Thank you phoffric for remembering that earlier question.  It was a long time ago.

I have reworked the earlier spread sheet for the current problem.
The 12 lb ball is the Earth (with an e subscript), and 10 lb ball is the Moon (with an m subscript).
It shows a collision at approx 40750 seconds.

Note that the values for force and acceleration in the first line (t=0) match your calculations.

The non-numerical way to solve this involves a double integral:
     The displacement of each ball from its initial position is the integral of its velocity...
     Which is the integral of its acceleration...
     Which is a function of its position with respect to the other ball.

LVL 85

Assisted Solution

ozo earned 664 total points
ID: 40385649
Time to collision calculation might be approached more easily by thinking of the balls as being in highly elliptical orbits.

Final velocity calculation might approached more easily by considering conservation of energy.
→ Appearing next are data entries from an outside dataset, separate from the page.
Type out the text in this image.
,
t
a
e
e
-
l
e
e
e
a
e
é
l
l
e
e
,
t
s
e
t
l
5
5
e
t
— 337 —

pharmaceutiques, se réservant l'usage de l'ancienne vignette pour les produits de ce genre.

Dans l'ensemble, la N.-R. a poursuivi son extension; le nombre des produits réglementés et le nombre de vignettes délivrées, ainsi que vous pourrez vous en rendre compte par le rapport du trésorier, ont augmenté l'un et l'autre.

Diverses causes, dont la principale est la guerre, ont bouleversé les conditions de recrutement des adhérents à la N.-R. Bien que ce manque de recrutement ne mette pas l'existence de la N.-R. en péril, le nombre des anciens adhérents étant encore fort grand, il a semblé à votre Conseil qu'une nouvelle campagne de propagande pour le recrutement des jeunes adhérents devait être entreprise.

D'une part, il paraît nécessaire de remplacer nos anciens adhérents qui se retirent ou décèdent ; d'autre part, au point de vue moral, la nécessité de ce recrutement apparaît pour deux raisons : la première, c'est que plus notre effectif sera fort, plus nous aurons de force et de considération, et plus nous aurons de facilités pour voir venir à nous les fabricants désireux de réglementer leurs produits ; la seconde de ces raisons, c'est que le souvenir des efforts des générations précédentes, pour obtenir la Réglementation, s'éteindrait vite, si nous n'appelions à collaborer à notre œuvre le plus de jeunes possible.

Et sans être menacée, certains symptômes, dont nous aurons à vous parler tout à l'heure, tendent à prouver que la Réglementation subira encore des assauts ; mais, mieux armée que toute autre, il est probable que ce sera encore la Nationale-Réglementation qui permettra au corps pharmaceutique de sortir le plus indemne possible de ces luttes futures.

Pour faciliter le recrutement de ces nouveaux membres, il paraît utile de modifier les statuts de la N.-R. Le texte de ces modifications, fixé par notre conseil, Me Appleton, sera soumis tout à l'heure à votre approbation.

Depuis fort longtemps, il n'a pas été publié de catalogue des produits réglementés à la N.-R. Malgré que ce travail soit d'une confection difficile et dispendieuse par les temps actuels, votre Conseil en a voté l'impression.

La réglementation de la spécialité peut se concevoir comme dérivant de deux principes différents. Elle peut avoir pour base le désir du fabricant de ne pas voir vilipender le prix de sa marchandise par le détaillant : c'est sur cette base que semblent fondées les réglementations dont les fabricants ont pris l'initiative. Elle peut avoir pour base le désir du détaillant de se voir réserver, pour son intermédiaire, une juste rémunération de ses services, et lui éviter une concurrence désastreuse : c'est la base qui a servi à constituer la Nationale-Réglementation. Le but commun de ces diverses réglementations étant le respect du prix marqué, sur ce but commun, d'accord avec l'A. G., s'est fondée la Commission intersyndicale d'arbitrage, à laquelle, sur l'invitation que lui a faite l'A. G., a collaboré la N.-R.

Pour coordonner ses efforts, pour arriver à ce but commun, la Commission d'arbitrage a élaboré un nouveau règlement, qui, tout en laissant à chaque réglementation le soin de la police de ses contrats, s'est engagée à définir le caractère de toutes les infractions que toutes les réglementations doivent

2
Distance traveled might approached more easily from the center of mass frame.

Author Closing Comment

ID: 40414281
Thanks for the insights & comments.
LVL 85

Expert Comment

ID: 40414773
The time for a circular orbit of two balls can be determined from straight forward force and circular motion calculations.
Based on that, Kepler's third law can give you the time for an orbit with eccentricity 1.
But you need to adjust that because the size of the balls means that contact occurs before periapsis.
An easy way to do that is to use Kepler's second law.  If you stretch the infinitesimal minor axis back into a circle, the area ratios are unaffected and formulas for the area of a circular segment give you the time ratios.